Karya ini diterbitkan atas izin NovelToon Byiaaps, isi konten hanyalah pandangan pribadi pembuatnya, tidak mewakili NovelToon sendiri
Bab 24
“Iya, Pa, Nadia tahu kalau bisnis Papa ada di tangan rumah tangga Nadia, tapi Nadia juga sudah tidak betah diperlakukan seperti ini. Apalagi, Randy punya anak lain dengan selingkuhannya. Selama ini saja, dia tak mencintai Nadia. Lalu, sampai kapan semua ini berakhir? Nadia juga ingin hidup normal seperti yang lain.” Terdengar curahan hati Nadia dalam panggilan teleponnya bersama sang papa.
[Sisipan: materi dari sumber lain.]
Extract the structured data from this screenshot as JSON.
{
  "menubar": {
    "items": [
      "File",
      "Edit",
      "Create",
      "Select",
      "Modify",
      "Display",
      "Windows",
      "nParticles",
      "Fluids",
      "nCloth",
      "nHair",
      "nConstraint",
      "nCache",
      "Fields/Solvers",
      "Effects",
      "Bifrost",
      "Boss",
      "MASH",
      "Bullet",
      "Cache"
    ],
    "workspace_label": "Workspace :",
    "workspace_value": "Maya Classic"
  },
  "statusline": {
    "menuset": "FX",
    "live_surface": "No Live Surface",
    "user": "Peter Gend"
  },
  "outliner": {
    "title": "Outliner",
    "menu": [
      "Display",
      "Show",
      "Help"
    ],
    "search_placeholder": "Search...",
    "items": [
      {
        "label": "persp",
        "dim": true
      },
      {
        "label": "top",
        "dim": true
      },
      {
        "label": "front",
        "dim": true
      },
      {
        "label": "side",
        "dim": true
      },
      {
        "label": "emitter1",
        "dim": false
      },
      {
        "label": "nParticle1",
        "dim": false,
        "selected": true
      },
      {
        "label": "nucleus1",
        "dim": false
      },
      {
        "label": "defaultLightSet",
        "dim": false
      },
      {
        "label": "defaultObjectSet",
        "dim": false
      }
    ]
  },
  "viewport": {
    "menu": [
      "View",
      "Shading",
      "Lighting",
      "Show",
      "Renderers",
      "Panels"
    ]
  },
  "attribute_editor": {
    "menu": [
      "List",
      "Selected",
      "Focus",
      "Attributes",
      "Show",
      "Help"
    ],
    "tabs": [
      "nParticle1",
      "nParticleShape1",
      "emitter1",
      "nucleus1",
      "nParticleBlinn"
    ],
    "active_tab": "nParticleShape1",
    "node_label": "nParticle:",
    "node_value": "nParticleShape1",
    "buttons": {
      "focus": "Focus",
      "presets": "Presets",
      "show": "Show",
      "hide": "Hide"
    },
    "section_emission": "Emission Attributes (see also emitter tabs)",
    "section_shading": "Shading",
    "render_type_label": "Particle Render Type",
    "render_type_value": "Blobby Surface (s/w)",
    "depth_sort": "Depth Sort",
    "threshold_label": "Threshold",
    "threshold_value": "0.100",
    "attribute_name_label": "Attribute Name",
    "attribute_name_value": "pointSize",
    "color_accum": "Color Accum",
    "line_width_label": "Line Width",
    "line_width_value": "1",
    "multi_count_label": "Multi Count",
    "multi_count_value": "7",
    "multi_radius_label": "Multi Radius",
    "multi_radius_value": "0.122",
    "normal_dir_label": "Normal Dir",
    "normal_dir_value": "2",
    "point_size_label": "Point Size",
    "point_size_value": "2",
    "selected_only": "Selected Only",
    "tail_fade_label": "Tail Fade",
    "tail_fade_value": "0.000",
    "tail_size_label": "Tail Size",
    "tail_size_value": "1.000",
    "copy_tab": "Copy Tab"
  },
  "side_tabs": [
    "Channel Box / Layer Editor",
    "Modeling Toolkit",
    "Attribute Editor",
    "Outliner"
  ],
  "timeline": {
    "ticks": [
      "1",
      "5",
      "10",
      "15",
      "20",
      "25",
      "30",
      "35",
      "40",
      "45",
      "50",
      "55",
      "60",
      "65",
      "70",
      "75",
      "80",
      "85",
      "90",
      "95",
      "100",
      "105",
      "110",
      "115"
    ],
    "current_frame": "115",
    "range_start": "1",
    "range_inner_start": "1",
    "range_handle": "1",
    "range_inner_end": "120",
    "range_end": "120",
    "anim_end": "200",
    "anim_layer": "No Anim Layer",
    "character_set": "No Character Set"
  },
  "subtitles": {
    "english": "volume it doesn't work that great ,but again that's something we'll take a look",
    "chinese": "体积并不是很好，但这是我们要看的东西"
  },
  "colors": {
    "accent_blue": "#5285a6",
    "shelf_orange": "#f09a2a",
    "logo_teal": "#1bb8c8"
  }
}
Tampak mendengarkan dengan saksama lawan bicaranya, Nadia melanjutkan ucapannya. “Om Tama terlalu menekan keluarga kita, Nadia tidak suka diperlakukan begini terus dan Papa harus segera mengakhirinya!”
Hingga panggilan itu ditutup, Nadia lalu membalikkan badannya.
“Kamu? Mau apa di sini?” Nadia terkejut mendapati Lia berdiri tak jauh dari tempatnya berdiri.
“Ehm ini, Nyonya, anu, tadi saya lihat ada kecoak, mau saya pukul pakai sapu tapi dia tidak keluar juga dari kolong meja,” jawab Lia mencari alasan, yang kebetulan sedang membawa sapu.
Memandanginya dengan wajah kesal, Nadia berlalu pergi.
Sedangkan Lia tampak menghafal apa yang sudah ia dengar tadi. Ia lalu berjalan mengembalikan sapu ke tempatnya dengan raut wajah bak anak SD yang sedang mengingat apa saja daftar belanjaan yang diperintahkan orang tuanya. Tapi, saat ia akan meletakkan sapu pada tempatnya, tak sengaja ia menemukan sebuah botol kecil berisi pil berwarna putih tergeletak di samping tempat sampah.
“Ini obat apa? Sengaja dibuang apa memang jatuh?” gumamnya sembari mengambil botol tersebut.
Menggelengkan kepalanya tanda tak ingin pusing, Lia menyimpannya di saku baju dan kembali melanjutkan pekerjaannya.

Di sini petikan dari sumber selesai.